The Pelosi Principle is this: If the government lets you keep your property, it is depriving someone else of it.

“The Republican bill is one of the largest transfers of wealth from working families to the richest people in our country — Robin Hood in reverse,” Pelosi said at her press briefing last Thursday.

On Monday, after CBO released its analysis of the plan, she repeated: “They are implementing the biggest transfer of wealth in our history.”

“How can they look their constituents in the eye,” Pelosi said, “when they say to them, 24 million of you are no longer to have coverage.”

CBO outlined who it believes those 24 million will be.

Most of the first large bloc, said CBO, would not be people the government forces out of insurance but people it can no longer force in.

In 2018, said CBO, “14 million more people would be uninsured under the legislation than under current law.

"Most of that increase would stem from repealing the penalties associated with the individual mandate,” it said. “Some of those people would choose not to have insurance because they chose to be covered by insurance under current law only to avoid paying the penalties, and some people would forgo insurance in response to higher premiums.”
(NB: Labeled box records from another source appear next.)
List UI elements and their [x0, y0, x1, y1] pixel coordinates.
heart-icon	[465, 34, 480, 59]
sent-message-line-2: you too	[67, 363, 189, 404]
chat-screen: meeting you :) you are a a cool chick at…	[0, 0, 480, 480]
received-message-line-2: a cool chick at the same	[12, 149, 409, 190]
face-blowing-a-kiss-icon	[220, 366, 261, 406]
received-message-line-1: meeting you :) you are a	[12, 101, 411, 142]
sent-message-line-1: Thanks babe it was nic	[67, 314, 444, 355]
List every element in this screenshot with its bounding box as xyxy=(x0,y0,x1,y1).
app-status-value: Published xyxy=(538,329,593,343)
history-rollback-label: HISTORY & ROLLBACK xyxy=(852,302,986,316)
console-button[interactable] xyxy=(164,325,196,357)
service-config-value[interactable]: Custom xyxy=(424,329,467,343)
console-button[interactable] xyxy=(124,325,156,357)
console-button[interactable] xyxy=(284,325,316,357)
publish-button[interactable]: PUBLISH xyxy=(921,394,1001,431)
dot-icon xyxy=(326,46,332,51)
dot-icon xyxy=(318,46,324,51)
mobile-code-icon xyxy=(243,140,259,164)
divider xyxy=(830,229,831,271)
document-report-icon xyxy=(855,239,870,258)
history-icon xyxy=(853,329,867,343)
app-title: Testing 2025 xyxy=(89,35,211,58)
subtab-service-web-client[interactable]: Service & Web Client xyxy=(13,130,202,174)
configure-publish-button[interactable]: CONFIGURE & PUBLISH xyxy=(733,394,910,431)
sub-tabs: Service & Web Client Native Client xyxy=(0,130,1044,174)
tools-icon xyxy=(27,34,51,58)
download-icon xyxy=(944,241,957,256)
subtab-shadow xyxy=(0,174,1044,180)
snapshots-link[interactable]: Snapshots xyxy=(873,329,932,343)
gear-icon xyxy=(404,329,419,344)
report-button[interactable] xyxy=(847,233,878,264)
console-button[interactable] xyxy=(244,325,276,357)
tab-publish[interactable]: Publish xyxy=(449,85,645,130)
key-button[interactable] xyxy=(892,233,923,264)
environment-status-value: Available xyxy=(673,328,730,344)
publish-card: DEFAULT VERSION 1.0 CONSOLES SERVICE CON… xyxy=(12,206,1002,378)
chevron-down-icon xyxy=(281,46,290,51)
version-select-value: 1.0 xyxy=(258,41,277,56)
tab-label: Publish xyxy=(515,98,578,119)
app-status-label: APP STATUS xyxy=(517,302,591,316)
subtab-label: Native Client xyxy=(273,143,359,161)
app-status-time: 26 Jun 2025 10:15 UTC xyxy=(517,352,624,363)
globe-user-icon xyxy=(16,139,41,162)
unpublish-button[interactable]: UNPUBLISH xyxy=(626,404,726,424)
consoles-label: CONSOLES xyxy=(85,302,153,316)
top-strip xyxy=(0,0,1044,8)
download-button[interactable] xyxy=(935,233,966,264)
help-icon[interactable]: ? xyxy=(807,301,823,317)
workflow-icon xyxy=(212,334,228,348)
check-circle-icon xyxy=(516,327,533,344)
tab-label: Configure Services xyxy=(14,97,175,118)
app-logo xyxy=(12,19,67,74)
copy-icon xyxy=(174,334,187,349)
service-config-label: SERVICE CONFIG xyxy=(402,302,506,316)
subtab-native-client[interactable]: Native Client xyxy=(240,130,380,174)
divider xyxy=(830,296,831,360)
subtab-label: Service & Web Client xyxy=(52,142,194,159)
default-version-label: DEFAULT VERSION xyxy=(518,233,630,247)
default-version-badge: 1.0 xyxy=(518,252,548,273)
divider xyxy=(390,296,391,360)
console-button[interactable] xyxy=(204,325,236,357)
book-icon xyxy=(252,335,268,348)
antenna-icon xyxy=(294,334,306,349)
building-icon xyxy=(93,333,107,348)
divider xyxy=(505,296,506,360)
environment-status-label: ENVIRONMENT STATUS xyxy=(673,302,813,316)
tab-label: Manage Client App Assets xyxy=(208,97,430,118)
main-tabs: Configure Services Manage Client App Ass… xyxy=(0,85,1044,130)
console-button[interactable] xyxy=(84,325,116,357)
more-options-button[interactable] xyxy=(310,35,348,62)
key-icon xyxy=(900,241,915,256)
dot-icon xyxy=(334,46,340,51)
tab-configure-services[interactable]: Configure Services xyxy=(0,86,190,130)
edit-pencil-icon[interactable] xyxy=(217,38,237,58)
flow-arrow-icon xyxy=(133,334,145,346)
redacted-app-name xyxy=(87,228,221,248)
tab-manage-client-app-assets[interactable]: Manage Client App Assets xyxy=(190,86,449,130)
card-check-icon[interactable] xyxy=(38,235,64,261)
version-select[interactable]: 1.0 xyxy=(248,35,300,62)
But, CBO concluded, once the Republican plan was in effect a couple of years, premiums would be lower than under Obamacare — not higher.

“By 2026,” it says, “average premiums for single policyholders in the nongroup market under the legislation would be roughly 10 percent lower than under the current law.”

Thus, by eliminating the individual mandate and lowering premiums, the Republican plan would prevent at least this version of what would otherwise be a government-mandated transfer of wealth from individuals to insurance companies.

Additionally, the Republican plan would lessen — not increase — the burden Obamacare places on younger people (who tend to make less money) to subsidize the insurance of older people (who tend to make more).

“Under the legislation,” says CBO, “insurers would be allowed to generally charge five times more for older enrollees than younger ones rather than three times more as under current law, substantially reducing the premiums for young adults and substantially raising the premiums for older people.”

The second large bloc to become “uninsured” under the Republican plan, according to CBO, would be people who — if Obamacare continued — would go on welfare in the form of Medicaid.

“The reductions in insurance coverage between 2018 and 2026 would stem in large part from changes in Medicaid enrollment,” says CBO, “because some states would discontinue their expansion of eligibility, some states that would have expanded eligibility in the future would choose not to do so, and per-enrollee spending in the program would be capped.”

Under Obamacare, the government takes wealth from people who earn more than the Medicaid-eligible income and transfers it to those who earn less. The Republican plan would diminish that transfer of wealth by diminishing the anticipated number of people on Medicaid.

Unfortunately, the Republican plan does not totally reject the Pelosi Principle.

It replaces Obamacare’s insurance-buying subsidy for anyone making less than 400 percent of poverty with a “refundable tax credit” — n.b. a subsidy — determined by a person’s age and income.

It replaces Obamacare’s mandate that individuals buy health insurance or face a tax penalty with a mandate that insurers impose premiums 30 percent higher for a full year on anyone who fails to buy insurance for 63 days.

Both Republicans and Democrats have rejected the principle of subsidiarity that once governed American health care: Individuals who could not pay for their own care were covered by private, particularly religious, charities and local governments.

Now, whichever plan we get will have at its core a massive and impersonal central government that takes wealth from one set of people, gives it to another, and uses the leverage gained from that compulsory exchange to control a key part of our lives.